At 11:45 Mr. Kindness in his white Ford 250 turned in. It took awhile for him to park near enough to hook up the cables, and a few tries before Rove-Inn jumpstarted. “I’m not sure you’ll be able to climb the hill out of here,” he said looking at the muddy grass and hearing Rove-Inn struggling. Watching his truck’s wheels spinning as he left Cone Head, we wondered if we’d have to wave him down later for a tow.

While we loved our stay at Conehead, with equal affection we were glad to leave. Until we started up the big hill, we didn’t realize that Rove-Inn was in cripple mode, capable of no more than 1500 RPMs as we crawled to Rennell Sound junction, where we stopped so Magellan could check the manual and hopefully clear the On-Board Diagnostic codes.

“Why are you stopped here?” asked a guy with eyebrows as black as his oversized truck. “She’s runnin’ hot,” he told Magellan after looking under Rove-Inn’s hood. “Maybe you’ve got a loose battery cable. And here’s your second problem,” he said, wiping his finger over the Land Rover insignia. A second truck pulled up, and out from it came his travelling buddy, a burly man in a blue t-shirt stretched wide by his ample belly—a mechanic! “You’ll have no more problems with her,” he said after the guys discussed the problem. “But if you do, stop at the first service station in Charlotte City.”

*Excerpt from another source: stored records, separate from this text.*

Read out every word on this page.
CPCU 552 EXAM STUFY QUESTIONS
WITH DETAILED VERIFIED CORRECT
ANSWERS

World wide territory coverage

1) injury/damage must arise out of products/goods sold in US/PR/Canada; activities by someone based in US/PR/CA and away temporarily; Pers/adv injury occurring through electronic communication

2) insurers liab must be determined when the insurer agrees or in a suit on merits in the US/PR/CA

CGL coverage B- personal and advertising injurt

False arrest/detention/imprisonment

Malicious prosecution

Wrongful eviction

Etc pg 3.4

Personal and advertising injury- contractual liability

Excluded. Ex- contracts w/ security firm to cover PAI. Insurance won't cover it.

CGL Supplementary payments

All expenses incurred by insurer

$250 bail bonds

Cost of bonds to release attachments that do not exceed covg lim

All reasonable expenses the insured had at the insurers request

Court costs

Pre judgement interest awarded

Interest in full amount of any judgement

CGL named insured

We pulled into the service station, turned Rove-Inn off, checked to be sure that there were no codes and voila, she started on the first attempt. Magellan called Garmin to report the loss, as well as notifying the RCMP and the Co-op we’d visited three days ago.

On our way to Sandspit via the ferry that connects the two main islands of Haida Gwaii, I heard a beeping. Magellan pulled over, both of us thinking Rove-Inn was ill again.

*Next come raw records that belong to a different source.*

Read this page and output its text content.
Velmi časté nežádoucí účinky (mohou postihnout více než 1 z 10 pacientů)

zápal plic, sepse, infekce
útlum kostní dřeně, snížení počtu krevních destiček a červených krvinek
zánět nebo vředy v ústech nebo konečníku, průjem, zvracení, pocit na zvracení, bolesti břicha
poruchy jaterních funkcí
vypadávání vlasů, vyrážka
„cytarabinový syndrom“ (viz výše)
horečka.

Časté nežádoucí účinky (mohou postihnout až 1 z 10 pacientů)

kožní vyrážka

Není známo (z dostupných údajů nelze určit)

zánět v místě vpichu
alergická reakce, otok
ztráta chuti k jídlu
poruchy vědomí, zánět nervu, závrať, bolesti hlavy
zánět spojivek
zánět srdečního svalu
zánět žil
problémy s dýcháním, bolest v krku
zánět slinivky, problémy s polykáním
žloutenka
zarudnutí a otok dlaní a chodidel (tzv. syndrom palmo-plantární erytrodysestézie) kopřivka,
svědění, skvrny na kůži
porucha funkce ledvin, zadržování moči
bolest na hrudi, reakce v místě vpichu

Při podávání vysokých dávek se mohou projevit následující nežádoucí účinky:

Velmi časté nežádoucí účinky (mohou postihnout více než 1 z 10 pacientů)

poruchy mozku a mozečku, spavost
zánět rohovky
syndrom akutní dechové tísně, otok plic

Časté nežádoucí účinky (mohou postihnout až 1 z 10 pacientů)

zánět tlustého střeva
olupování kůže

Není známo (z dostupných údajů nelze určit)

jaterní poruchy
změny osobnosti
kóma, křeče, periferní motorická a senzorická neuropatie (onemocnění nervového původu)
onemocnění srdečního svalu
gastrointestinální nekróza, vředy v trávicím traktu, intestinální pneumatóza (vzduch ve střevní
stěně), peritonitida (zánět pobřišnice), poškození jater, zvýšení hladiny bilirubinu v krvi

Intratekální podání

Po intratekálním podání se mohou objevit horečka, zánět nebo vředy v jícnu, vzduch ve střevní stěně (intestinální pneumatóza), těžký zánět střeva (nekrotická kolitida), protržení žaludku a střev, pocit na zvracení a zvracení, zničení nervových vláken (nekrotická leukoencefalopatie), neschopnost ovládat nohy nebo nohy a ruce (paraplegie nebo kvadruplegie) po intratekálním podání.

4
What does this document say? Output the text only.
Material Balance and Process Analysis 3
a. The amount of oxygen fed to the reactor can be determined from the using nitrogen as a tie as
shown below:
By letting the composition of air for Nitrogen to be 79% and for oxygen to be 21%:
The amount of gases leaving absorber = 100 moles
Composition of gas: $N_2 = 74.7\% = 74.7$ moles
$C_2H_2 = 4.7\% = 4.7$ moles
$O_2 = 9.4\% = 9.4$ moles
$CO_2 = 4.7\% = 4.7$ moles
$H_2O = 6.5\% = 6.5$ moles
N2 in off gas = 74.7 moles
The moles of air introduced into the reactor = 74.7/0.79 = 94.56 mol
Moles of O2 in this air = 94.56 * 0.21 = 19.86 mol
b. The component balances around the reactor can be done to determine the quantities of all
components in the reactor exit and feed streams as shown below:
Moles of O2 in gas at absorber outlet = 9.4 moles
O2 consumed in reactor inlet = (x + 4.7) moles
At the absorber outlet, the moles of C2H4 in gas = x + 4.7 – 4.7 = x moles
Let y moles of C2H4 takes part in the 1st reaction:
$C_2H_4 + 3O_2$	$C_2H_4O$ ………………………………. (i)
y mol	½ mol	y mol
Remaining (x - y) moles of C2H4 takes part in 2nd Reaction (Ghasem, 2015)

“You know what, it’s coming from your suitcase–I think it’s the Garmin,” I said.

“Coneheads.” Perhaps that’s how the locals remember the two of us.

4 replies
  1. Barry+MacLeod
    Barry+MacLeod says:

    Something I have been looking at lately is worthy of sharing with you and your readers, that venture into out of the way places.

    Check out: NOCO GB40 portable battery booster pack. This unit is smaller than a box of KD, will jump start your vehicle multiple times and is rechargeable for many devices that we all use and carry. This particular unit is rated at 1000 amps 12 volt and I will venture to say will start any vehicle. Price about $140:00.
    There are literally tons of models and makes so do a little reading and chose wisely any model that has the amps to start your vehicle. These are mostly lithium battery powered and I recommend your purchase, be lithium powered too. Pricey yes, but the peace of mind is well within reason for backup.
    “Do not assume cell phones will work in logging country”
    *********************************************************************************
    Back to your story:
    Sounds like a place I would enjoy greatly, not happy about the garbage and logging truck traffic but that goes with during the week travel in logging country, besides the loggers-did assist you and I expect no less from these BC residents of the back country, top notch people 👍👍👍
    I will caution again about following another “Radio Equipped” logging truck or vehicle, you need to be prepared to stay right on this persons tail as they move much faster than you are going to expect, they are working and know the road, it will be dusty as 🤬🤬🤬 and you need to know where he is possibly turning off as these roads are notorious for Y’s. Make sure the truck driver knows where you are going and that you want to follow him into the backcountry, assume nothing.

    Nice tour of Haida Gwaii. or AKA “Queen Charlottes”

    “Be a Survivor, Not A Statistic”

    Reply
    • Magellan
      Magellan says:

      The portable battery booster pack is a good recommendation if we continue to enjoy remote destinations. And because many of the great remote locations are accessible only by Forest Service Roads, a CB radio might also be on the wish list. Thanks.